FLSA Class Action Defense Cases–Bernal v. Vankar: Texas Federal Court Grants Class Action Plaintiffs Summary Judgment In Labor Law Class Action Concluding Employers Failed To Pay Minimum Wages And Overtime Required By FLSA
Class Action Plaintiff Alleging Violations of Fair Labor Standards Act (FLSA) Entitled to Summary Judgment because Employers Improperly took “Tip Credits” Against Employee Wages and Failed to Pay Overtime Required by FLSA Texas Federal Court Holds
Plaintiff filed a class action against his former employers – TDS Entertainment (which owns Dixie's Country Bar), Chicago Bar and Vankar Enterprises (which owns Babcock Bar) – alleging violations of the federal Fair Labor Standards Act (FLSA); the class action complaint asserted that defendants failed to pay employees minimum wage because they unlawfully credited tips against their employees’ salaries. Bernal v. Vankar Enterprises, Inc., 579 F.Supp.2d 804, 805 (W.D.Tex. 2008). Specifically, the class action alleged that plaintiff worked at defendants' bars for less than the federal minimum wage, that plaintiff received tips from customers, and that defendants required that plaintiff contribute a portion of his tips to a “tip pool” to be shared with “managers and/or other employees who do not customarily and regularly receive tips.” Id., at 805-06. The class action alleged that defendants were not permitted to take “tip credits” against plaintiff’s minimum, and so violated the FLSA by paying him less than minimum wage. Id., at 806. The class action complaint prayed to recover as wages the difference between the federal minimum wage and the actual wage paid by defendants., id. The district court granted plaintiff’s motion for class action certification, id. Plaintiff’s counsel then moved for summary judgment as to “(1) whether the bars failed to pay the applicable minimum wage under circumstances in which the bars were not permitted to claim a tip credit; and (2) whether the bars failed to pay overtime as required by the FLSA.” Id. The federal court granted the motion.

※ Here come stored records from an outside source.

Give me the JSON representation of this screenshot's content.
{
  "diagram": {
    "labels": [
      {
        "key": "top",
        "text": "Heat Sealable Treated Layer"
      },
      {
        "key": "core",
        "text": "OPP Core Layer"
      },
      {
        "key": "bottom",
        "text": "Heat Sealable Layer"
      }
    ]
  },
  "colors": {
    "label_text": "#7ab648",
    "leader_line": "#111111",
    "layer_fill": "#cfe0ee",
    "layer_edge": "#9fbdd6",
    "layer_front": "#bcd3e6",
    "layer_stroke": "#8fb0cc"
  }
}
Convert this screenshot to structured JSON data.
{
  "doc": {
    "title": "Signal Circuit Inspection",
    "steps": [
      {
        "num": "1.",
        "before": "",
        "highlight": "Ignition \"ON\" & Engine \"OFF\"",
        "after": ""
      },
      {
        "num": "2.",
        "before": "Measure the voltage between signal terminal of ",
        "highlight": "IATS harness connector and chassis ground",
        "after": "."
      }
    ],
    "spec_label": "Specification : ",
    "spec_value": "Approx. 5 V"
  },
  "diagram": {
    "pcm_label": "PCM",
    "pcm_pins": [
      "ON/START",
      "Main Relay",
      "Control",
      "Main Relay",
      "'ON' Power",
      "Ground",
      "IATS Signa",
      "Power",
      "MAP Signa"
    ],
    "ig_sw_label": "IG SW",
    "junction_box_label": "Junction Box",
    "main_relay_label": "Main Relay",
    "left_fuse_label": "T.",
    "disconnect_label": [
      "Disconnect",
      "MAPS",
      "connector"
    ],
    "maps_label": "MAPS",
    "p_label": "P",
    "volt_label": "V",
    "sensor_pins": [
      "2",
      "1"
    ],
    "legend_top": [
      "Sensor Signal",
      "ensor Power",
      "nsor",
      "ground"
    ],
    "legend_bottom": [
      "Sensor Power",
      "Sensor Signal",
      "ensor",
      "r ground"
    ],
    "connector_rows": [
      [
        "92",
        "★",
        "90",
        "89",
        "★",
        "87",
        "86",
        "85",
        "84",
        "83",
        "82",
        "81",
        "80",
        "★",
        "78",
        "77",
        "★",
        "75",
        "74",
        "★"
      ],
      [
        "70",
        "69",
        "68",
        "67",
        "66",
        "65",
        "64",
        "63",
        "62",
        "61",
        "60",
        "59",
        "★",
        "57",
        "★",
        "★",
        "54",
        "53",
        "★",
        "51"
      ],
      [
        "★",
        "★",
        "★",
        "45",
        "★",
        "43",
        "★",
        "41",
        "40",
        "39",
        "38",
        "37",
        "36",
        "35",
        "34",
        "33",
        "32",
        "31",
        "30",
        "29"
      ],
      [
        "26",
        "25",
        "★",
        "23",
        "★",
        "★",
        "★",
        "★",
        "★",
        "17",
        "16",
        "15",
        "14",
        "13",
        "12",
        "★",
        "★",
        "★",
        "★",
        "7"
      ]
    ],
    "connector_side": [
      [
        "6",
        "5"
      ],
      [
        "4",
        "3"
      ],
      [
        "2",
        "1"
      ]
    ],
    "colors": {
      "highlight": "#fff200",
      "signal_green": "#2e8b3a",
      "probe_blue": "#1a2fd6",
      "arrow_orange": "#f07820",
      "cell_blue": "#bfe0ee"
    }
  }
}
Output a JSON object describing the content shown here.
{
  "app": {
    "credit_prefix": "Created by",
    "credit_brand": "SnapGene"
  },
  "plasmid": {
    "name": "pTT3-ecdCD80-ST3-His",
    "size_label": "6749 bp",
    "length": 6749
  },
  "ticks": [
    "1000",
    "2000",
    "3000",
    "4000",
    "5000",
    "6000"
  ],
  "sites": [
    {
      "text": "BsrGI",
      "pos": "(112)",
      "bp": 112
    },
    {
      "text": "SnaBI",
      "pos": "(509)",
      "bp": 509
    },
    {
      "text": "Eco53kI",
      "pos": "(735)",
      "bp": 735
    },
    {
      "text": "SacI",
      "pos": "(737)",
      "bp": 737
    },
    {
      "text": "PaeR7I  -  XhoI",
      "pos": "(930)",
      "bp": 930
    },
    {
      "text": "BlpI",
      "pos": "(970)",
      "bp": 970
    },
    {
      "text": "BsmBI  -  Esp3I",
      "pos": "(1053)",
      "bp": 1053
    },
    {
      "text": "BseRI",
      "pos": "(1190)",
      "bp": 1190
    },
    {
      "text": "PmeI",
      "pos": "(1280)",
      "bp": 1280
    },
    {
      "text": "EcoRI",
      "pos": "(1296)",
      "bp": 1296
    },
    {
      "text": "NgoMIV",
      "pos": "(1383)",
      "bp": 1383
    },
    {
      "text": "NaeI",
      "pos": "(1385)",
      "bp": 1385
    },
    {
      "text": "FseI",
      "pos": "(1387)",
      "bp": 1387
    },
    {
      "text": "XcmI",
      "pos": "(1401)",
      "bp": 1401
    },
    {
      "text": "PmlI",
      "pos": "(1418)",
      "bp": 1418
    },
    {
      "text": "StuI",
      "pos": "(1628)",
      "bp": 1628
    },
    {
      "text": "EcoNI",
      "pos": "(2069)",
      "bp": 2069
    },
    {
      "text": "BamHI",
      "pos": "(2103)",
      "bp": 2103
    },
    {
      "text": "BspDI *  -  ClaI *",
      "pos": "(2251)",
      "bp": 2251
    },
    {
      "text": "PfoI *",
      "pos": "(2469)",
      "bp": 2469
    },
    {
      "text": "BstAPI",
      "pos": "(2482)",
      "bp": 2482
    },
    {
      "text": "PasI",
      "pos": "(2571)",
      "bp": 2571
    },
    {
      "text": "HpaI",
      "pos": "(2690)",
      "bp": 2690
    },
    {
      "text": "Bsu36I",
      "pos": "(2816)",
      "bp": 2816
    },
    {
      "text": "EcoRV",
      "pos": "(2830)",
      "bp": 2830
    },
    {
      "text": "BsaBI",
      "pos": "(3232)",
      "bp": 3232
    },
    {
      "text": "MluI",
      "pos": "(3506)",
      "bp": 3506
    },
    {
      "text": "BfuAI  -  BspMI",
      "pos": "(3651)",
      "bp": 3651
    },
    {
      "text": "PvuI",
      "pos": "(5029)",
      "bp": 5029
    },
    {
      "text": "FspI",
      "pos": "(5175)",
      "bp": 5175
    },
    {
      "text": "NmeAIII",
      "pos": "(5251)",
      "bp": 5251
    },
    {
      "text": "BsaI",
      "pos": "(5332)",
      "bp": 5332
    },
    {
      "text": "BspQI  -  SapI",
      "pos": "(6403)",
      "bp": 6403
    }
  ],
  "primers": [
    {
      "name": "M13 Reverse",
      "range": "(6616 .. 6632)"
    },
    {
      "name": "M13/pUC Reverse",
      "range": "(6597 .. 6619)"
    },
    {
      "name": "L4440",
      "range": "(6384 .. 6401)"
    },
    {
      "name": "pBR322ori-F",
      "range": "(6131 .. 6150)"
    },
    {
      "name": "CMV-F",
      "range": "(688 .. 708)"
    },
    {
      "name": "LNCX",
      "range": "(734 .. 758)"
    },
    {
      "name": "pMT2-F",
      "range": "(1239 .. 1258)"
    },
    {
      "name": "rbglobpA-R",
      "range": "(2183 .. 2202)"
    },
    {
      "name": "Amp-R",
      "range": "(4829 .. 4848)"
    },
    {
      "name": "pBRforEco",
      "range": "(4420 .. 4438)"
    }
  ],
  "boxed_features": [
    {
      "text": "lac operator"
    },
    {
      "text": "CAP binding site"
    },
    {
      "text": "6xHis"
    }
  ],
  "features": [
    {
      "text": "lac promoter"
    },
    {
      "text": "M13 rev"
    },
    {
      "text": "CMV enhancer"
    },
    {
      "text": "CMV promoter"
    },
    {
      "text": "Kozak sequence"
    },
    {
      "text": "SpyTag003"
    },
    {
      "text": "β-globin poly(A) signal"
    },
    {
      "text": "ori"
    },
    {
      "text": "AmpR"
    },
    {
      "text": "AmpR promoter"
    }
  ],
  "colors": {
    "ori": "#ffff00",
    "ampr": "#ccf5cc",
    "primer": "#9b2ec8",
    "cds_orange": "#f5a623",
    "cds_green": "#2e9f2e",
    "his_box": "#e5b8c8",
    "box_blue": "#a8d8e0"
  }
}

The district court explained that “[t] he primary issue before the Court is whether a genuine issue of material fact exists regarding Defendants' entitlement to use the amount of tips its employees received in satisfaction of a portion of Defendants' minimum wage obligations.” Bernal, at 806. After summarizing the well-known standards governing summary judgment motions, see id., at 806-07, the court discussed the FLSA’s authorization, under “limited circumstances,” to pay a “tipped employee” less than the federal minimum wage, id., at 807. A “tipped employee” – defined as an employee who customarily receives more than $30 per month in tips, see 29 U.S.C. § 203(t), may be paid less than minimum wage (but no less than $2.13 per hour) “if the amount of the tips the employee actually receives, added to the hourly wage the employer pays, is at least equal to the minimum wage in effect,” a practice known as “taking a ‘tip credit.’” Bernal, at 807. The district court explained, however, that “An employer may not…take a tip credit ‘with respect to any tipped employee unless such employee has been informed by the employer of the [tip credit] provisions’” and that “no tip credit may be taken ‘with respect to any tipped employee unless ... all tips received by such employee have been retained by the employee,’ except in cases in which tips are pooled ‘among employees who customarily and regularly receive tips.’” Id. (citations omitted).